Dr. Cioffi, the difference between children and adults may be a difficulty to warm. These results were corrected to volume. But the amount of injury for an adult is proportionately much greater than it is for a child, as burn is body surface area function, which is two thirds times weight. So any given burn for an adult is harder to operate on. It takes longer to operate on. They have more blood transfusions. The degree of ancillary trauma is greater than it is in children, and that may explain the difference between children and adults.

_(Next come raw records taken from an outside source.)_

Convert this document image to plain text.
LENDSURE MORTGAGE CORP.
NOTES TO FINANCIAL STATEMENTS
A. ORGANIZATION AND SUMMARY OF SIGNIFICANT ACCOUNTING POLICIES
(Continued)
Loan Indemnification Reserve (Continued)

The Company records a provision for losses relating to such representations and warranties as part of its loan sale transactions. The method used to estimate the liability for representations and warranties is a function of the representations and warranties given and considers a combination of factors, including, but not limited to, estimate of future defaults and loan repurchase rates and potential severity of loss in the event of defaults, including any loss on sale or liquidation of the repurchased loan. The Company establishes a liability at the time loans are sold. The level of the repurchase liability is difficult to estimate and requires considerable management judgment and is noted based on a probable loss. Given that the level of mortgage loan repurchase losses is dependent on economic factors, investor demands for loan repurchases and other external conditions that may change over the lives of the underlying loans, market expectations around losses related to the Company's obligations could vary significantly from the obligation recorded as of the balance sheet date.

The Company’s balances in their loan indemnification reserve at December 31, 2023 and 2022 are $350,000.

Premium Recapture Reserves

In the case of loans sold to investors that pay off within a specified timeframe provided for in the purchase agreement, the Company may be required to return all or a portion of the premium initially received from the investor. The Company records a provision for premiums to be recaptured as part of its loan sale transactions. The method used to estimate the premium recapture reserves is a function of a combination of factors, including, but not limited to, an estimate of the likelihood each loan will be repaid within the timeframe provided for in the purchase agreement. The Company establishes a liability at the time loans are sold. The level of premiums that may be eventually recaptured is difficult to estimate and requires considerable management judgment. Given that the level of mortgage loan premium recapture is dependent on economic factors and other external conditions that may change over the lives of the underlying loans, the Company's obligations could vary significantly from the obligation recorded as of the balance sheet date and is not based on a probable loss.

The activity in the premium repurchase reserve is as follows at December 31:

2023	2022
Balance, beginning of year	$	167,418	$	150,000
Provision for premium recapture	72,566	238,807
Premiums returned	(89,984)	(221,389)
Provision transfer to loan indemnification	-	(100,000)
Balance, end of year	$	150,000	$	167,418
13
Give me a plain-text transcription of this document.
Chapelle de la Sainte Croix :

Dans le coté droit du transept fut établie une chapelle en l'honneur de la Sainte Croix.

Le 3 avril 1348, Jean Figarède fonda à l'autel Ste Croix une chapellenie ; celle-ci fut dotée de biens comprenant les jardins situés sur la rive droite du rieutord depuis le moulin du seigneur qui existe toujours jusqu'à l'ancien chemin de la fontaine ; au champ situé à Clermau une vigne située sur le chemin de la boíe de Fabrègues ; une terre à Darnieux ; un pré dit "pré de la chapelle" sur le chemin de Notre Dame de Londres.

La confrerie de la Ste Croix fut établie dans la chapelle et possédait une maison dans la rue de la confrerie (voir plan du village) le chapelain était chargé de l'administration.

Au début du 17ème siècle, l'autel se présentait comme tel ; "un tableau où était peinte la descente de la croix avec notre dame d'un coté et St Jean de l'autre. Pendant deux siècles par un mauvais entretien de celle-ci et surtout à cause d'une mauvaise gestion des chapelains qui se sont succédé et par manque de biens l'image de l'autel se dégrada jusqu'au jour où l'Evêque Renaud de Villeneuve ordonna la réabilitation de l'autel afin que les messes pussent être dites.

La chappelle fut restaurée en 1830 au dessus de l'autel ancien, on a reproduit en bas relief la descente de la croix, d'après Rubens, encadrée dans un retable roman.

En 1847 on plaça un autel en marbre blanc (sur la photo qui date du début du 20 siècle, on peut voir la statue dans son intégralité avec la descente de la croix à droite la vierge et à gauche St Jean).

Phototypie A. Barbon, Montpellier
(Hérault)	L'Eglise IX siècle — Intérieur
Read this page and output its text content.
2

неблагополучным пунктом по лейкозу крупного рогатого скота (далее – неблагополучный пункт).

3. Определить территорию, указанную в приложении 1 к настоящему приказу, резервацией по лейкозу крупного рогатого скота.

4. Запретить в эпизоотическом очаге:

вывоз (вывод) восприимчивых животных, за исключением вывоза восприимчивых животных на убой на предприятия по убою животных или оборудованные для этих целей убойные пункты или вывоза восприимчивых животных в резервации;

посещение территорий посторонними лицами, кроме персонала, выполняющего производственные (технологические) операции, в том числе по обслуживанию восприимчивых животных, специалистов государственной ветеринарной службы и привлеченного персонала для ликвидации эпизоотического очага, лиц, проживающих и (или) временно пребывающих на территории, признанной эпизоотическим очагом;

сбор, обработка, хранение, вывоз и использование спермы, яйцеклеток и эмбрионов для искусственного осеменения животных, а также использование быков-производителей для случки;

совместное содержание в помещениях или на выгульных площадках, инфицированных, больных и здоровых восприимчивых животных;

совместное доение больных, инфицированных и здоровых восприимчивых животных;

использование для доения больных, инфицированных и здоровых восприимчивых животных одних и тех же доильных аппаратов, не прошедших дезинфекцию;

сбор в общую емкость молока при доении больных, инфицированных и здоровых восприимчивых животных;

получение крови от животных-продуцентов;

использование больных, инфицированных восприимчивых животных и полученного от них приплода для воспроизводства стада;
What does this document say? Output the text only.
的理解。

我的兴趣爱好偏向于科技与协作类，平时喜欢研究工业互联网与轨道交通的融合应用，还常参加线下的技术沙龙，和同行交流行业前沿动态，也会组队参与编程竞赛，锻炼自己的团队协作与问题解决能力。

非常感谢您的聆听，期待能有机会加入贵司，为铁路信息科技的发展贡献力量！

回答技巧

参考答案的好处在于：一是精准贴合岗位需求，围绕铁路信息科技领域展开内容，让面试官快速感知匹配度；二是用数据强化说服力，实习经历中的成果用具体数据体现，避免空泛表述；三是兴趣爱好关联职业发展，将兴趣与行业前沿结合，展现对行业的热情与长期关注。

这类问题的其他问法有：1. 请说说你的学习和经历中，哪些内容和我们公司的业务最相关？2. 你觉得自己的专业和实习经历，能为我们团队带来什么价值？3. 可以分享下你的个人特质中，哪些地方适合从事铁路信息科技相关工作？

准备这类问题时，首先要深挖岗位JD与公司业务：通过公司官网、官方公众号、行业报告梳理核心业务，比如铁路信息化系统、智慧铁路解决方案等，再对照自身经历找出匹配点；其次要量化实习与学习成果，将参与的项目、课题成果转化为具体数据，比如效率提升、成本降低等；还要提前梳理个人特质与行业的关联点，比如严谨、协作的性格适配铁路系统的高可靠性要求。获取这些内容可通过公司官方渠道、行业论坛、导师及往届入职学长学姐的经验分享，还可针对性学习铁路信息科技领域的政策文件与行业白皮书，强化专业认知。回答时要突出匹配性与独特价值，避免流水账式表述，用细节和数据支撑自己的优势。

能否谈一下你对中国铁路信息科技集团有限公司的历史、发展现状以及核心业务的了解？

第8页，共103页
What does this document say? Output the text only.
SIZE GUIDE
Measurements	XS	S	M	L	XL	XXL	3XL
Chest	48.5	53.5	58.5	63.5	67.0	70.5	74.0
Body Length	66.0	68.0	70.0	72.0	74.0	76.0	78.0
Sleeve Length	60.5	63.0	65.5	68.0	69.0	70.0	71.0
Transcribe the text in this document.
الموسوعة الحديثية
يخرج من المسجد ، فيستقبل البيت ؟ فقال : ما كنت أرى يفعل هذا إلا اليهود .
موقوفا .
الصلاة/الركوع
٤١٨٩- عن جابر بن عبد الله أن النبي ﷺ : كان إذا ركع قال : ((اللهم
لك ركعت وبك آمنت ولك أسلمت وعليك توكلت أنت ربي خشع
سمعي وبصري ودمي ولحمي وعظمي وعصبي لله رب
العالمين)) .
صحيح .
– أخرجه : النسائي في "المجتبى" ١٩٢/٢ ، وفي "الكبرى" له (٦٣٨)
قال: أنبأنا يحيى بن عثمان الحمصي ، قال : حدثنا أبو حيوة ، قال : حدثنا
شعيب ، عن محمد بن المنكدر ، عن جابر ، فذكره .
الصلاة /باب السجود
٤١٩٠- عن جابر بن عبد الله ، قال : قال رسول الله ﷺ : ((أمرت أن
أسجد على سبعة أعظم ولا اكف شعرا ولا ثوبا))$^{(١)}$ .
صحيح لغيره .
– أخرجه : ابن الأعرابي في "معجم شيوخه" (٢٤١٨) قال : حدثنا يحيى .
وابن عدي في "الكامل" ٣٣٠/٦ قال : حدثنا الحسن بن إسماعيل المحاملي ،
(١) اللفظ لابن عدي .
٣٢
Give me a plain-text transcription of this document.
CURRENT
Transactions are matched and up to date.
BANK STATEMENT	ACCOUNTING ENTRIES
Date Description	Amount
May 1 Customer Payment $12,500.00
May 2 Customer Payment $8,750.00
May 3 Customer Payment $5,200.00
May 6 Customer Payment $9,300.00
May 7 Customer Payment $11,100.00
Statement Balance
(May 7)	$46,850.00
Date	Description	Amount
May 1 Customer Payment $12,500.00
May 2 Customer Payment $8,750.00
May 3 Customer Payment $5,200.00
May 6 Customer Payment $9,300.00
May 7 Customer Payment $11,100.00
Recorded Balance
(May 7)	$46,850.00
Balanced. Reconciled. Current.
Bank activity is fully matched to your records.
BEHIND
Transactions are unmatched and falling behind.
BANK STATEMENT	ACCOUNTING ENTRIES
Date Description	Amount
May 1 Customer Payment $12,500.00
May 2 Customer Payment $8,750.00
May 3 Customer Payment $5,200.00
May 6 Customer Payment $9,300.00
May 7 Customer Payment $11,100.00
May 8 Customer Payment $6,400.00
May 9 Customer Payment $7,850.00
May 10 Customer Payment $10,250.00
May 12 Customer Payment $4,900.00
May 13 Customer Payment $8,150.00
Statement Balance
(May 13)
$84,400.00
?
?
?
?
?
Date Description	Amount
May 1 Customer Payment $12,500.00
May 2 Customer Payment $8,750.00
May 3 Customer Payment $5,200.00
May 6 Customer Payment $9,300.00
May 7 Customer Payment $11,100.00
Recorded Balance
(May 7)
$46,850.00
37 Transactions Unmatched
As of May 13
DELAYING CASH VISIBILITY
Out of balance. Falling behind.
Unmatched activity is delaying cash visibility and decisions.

In regard to the two outliers being excluded in the adult population, we did do that, and there still was a significant increase, but it is very slight. The adult patient population was only 12 patients. Given the variability of these studies, the pediatric results are more robust than the adult studies, and I thank you for pointing that out, Dr. Pruitt.

Dr. Brennan and, I believe, Dr. Cioffi asked about the European results which indeed were quite sobering. A very large number of patients died in a multicenter study in which growth hormone was given to critically injured individuals. This was not the case in pediatric burn studies that have been analyzed in detail by ourselves where there was no mortality effect. And, in fact, an anabolic response to growth hormone was demonstrated.

The data from the European study has not been analyzed by anybody, or it has not been publicly circulated. The small chances I have had to look at it show institutional differences from institution to institution, and perhaps, as you allude to, inability to control hyperglycemia may have been the primary contributor to mortality.

IGF-1/IGFBP-3 was thought of because of the studies of Cioffi that showed that BP-3 levels were down and the effect of IGF-1 seemed to tachyphylax over time. He and others have shown that. The presence of the two together should allow delivery of this substance to accrue its positive effects over time. And I think that is the advantage of it.